What happened to my hard drive?

gardiner

Registered
Yesterday morning I used my computer: worked fine. 8 hours later, without moving my lap top, I got this grey screen and a question mark. I heard this little scratching noise. I followed the directions in the little handbook: restart pressing the C key; restart using utilities, first aid, but nothing but a grey screen appears. Can any one tell me what happened here? Is my non backed up data lost? Thanks for the comments, Gardiner
 
the ? folder usually means HD more times than not. But some useful information about your computer would be helpful.
 
The scratching noise is particularly worrisome -- usually, a clicking, grinding, or scratching noise indicates a mechanically failed hard drive.

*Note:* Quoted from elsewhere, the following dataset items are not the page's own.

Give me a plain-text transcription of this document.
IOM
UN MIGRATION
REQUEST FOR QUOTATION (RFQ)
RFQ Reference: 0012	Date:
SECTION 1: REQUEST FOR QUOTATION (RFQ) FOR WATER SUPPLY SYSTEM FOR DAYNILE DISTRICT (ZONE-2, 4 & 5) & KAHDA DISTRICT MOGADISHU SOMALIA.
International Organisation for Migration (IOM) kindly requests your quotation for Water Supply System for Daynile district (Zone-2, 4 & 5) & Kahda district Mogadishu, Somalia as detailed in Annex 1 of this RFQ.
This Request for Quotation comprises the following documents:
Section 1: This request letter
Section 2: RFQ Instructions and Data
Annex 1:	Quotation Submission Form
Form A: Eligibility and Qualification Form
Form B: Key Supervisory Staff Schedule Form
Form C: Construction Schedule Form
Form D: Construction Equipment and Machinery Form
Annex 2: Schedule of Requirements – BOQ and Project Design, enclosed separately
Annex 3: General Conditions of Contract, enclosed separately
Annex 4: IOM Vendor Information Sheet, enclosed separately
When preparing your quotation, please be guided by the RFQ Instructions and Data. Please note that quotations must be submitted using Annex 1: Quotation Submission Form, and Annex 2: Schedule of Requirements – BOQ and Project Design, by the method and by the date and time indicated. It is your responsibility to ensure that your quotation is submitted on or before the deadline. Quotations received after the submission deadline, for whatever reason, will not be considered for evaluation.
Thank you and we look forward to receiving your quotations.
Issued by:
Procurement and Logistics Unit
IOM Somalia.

If that's the case, then your only option is to replace the hard drive then restore your data from the backups that you performed on a regular basis.
 
the ? folder usually means HD more times than not. But some useful information about your computer would be helpful.
Dear Djacmac: thanks for your reply. Info about computer: Macbook OS X, about 4 years old; never had a single problem with it until this disaster. How can it work fine in the morning and 8 hours later not work at all? I don't get it
 
Hard drives will always fail. There isn't a hard drive in the world that will work forever. The only question is: will my hard drive fail sooner, or later? Some hard drives will spin for 20 or more years (I have a few that are approaching 15 years of constant use). Some will die within a year (I have had this occur to me). Some will work for somewhere in between those two amounts of time.

Kind of like light bulbs -- more often than not, they'll work for a reasonable amount of time, then burn out. Some burn out quickly, at which point, you take the bulb back to the store and demand a replacement (which you can do with hard drives as well -- just not four years into the life of the hard drive typically). Then, you have some anomalies that burn and burn and burn, and never go out:

http://www.centennialbulb.org/

Unfortunately, no one has come across the magical "centennial hard drive" yet, and it would be foolish to expect that one's next hard drive will be the one that never fails.

Yours failed sooner (or, perhaps, later, depending on how you look at it). Sometimes hard drives fail slowly over time, sometimes they fail in a spectacular crash, sometimes they just quit working altogether and die a quiet death.

This is why your computer can work one day and be completely hosed the next. This is also why Apple makes it a no-brainer to keep an up-to-date backup by doing nothing more than plugging in an external hard drive and clicking "Yes" to the question of "do you want to use this drive for Time Machine?"

Your only option is to replace the hard drive and restore from your Time Machine backup (or whatever other method you used to back your data up). There is no way to "fix" or "repair" a hard drive that has mechanically failed.